Obtained two thermistors Vishay NTCALUG01T103FL and NTCALUG02A103F161L from Digikey which were supposed to be beta 3984 and 3435 respectively. Except when I read the spec sheet for the first one I missed that all of the units were 3984
except one, which was also 3435, and guess which one I clicked on? Anyway the two thermistors are actually slightly different physically, most evidently by the first having much thicker wires coming out, whereas the wires for the .*161L unit are very thin, almost as small as headphone wires. To minimize temperature variation measurements were made in the (closed) garage, on top of the (long inactive) dryer. First a sealed furnace filter was put down then two brown paper shopping bags (so that they thermistors would track air temperature rather than the case temperature of the heavy metal dryer), then these two thermistors and the one from the BM1500 were placed close together. Those and the wires with clips to attach to them were left in the garage at all times so that they would be at the same temperature. At semiregular intervals I would go out to the garage, quickly measure the resistance of each thermistor by attaching one end of each prewarmed clip wire to the thermistor and the other to the UT210E multimeter lead, and then measure the temperature of the same spot on a bag (brown paper, no ink) near them with an IR thermometer from about the same distance. When the temperature peaked and then started falling (by a fraction of a degree) in the late afternoon measurements were stopped. Data were then plotted using gnuplot along with the theoretical curves for a perfect thermistor 10K@25C with beta 3435 and 3950. Here is that plot:
This shows that the BatteryMinder 1500 sensor is 10k@25C, beta 3950 (or very close to it, possibly 3984). Two types of experimental errors are visible. In one the IR thermometer measurement is off, and that drags all 3 data plots off the theoretical lines. See for instance the points at 36.1 C. I believe the thermometer was having systematic problems operating near 40C, which is why all the points there diverged a little from the theoretical curve.
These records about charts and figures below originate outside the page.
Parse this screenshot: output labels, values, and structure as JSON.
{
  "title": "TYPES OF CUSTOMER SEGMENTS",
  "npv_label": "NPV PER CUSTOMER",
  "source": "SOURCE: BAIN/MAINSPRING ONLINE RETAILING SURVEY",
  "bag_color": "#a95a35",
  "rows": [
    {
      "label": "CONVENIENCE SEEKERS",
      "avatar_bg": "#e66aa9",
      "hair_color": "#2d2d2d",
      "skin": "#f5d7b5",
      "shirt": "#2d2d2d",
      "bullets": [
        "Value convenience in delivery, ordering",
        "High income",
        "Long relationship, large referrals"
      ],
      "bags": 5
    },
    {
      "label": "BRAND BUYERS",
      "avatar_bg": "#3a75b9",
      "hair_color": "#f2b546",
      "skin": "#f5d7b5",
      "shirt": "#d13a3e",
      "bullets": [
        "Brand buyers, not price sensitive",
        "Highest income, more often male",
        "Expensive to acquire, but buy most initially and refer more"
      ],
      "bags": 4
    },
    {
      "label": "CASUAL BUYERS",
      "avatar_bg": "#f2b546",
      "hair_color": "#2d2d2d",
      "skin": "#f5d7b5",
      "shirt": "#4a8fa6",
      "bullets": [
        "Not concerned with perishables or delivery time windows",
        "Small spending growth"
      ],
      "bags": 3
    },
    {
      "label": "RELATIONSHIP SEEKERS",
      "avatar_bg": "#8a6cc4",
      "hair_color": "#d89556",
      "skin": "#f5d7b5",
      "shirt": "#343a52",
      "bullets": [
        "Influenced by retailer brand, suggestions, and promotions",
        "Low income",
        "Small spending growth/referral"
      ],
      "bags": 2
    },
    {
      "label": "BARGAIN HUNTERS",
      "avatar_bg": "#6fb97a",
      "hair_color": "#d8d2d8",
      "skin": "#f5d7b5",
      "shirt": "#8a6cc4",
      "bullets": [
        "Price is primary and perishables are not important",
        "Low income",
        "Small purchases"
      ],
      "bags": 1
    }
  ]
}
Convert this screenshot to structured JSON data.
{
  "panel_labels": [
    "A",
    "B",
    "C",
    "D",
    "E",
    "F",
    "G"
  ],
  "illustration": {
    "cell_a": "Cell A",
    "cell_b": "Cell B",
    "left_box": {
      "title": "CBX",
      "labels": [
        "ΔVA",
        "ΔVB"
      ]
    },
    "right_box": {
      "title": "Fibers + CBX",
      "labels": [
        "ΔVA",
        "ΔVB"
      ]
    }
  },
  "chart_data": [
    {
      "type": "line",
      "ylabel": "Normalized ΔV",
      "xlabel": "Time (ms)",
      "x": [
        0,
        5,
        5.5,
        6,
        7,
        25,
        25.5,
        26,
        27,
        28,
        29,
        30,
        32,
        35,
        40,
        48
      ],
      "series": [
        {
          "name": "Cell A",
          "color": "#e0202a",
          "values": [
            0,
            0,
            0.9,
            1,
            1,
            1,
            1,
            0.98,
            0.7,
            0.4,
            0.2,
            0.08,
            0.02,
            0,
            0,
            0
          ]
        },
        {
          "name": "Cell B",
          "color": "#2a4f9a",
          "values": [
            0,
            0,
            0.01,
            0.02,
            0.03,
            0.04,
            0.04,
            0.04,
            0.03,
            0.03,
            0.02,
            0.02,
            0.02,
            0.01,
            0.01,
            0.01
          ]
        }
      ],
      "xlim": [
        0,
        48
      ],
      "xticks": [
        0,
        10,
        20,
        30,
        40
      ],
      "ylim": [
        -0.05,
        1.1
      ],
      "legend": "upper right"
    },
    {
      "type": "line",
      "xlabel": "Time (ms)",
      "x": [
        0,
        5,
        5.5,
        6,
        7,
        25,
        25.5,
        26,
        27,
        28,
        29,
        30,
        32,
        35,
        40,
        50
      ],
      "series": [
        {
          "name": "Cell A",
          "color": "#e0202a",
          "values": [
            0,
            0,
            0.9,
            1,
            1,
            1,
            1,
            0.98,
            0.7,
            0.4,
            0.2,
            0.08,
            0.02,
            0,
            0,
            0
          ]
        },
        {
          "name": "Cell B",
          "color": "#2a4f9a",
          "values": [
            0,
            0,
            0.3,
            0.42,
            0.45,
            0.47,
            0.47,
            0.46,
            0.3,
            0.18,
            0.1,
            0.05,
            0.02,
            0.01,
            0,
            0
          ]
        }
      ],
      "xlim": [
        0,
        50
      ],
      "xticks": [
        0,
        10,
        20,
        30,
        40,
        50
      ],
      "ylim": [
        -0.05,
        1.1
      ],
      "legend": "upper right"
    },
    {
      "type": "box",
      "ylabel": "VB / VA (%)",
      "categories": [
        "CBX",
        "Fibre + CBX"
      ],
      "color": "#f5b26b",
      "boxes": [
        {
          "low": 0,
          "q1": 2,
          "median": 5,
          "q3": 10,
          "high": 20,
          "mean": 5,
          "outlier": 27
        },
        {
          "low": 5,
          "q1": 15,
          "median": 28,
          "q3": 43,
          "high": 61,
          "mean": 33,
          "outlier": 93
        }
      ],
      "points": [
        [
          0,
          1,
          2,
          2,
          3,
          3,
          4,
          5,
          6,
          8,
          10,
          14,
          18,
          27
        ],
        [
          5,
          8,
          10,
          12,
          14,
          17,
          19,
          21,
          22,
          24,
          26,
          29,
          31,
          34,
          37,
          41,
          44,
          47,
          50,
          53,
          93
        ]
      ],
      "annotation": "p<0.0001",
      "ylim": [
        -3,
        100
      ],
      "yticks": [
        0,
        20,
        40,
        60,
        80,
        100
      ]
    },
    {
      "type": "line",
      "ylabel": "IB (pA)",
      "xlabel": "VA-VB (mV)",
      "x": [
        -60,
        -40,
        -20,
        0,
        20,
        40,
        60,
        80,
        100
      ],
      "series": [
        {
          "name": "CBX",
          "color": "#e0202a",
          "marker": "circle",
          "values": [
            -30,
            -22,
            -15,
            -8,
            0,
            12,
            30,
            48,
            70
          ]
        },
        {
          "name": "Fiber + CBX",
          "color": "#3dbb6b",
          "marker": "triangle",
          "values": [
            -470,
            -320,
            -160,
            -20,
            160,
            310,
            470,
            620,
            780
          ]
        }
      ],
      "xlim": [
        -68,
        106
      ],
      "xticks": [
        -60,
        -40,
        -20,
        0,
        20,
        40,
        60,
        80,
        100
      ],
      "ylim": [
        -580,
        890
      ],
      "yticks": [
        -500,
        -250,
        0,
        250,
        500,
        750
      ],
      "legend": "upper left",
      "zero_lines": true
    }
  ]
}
Additionally, the tiny wires on the .*161L thermistor seemed to sometimes make a poor connection, adding a little bit of resistance. I don't know if that was a purely mechanical thing or if there was some sort of coating on it, perhaps a thin layer of insulation left after it was stripped.
The thermistor that came with the charger is embedded in a block of plastic, and it responds somewhat slowly to temperature changes. However, these lug thermistors are much smaller and the lug is metal and conducts heat well. When air blows over them their resistance changes swiftly. For that reason, if one is going to be used with the BatteryMinder instead of the supplied thermistor the lug needs to be fastened tightly, for a good thermal connection, to one of the battery posts or possibly the thick cables coming off them. (Ideally it would be embedded in the battery case, as is done with lithium batteries, but doing that after the fact with a lead acid battery is more likely to break the battery than it is to give better temperature measurements. I strongly suspect that if they are not firmly attached their readings could easily be off 2 or 3 degrees C, or more. That wouldn't be the end of the world (look at the temperature curves for float/charge vs. temperature), but if one is going to temperature compensate the charger, it really should be for the temperature of the battery, which is the only temperature which matters.